Pergament Home Centers
- Industry: Home improvement
- Founded: 1935; 91 years ago in Franklin Square, New York, United States
- Founder: Louis Pergament
- Defunct: 2001
- Fate: Bankruptcy
- Parent: Mancuso & Co.

= Pergament Home Centers =

American retail chain

Pergament Home Centers was a home improvement store chain with stores in New York, New Jersey, and Connecticut. It specialized in the sale of flooring, paint, and wallpaper and was one of the first in the area to sell acrylic paint. At its zenith, the chain had 42 stores and sales of $375 million.

In 2001, after facing stiff competition from The Home Depot and Lowe's, the company filed bankruptcy and shut down.

==History==
The company had its roots in a store opened in 1935 by Louis Pergament in Franklin Square, New York.
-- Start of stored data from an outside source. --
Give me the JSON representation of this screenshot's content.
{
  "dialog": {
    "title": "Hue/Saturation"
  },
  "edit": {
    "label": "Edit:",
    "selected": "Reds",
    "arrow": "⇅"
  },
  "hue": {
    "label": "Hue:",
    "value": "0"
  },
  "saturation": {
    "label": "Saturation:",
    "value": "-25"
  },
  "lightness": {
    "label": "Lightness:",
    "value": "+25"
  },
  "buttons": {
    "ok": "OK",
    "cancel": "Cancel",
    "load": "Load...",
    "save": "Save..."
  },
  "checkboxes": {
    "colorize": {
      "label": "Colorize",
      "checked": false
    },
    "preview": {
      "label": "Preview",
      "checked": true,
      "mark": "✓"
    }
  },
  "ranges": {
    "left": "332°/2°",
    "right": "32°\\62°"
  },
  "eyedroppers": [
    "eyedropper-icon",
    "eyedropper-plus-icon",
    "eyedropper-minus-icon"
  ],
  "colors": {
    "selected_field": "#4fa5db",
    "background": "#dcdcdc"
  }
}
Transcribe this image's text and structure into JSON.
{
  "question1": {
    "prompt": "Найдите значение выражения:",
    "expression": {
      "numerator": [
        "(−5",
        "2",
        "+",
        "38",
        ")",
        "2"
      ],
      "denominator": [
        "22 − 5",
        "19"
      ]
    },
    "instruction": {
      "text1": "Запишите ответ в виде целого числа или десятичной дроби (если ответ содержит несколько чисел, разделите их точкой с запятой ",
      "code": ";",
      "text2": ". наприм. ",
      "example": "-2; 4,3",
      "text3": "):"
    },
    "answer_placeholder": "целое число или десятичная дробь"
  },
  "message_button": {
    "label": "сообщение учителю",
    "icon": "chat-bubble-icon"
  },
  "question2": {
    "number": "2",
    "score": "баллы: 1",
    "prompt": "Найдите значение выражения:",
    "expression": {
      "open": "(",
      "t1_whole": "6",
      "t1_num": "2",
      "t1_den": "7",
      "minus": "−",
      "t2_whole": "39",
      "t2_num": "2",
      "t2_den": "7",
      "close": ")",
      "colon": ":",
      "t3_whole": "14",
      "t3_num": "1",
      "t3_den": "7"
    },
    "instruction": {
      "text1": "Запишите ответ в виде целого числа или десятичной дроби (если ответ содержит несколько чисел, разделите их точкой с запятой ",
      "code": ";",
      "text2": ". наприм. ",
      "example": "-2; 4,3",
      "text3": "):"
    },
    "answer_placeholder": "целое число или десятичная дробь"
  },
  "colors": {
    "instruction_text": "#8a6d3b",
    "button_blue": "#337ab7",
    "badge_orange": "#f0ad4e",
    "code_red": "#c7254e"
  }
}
In 1989, Mancuso & Co., owned by Robert F. Mancuso, and Equitable Capital Management acquired the company from the founding family for as much as $175 million (~$ in ) via a leveraged buyout. Equitable Capital Management invested over $11 million in the acquisition. Michael H. Lurie became president and chief operating officer.

In 1992, the company was restructured, including layoffs and store closings. Control of the company wound up in the hands of its lender, Westdeutsche Landesbank.

In 1998, the company closed its last store in Connecticut.

In 2001, after facing stiff competition from The Home Depot and Lowe's, the company filed bankruptcy and shut down.

In 2013, Bob Pergament, the son of the founder, told his memoirs about the chain.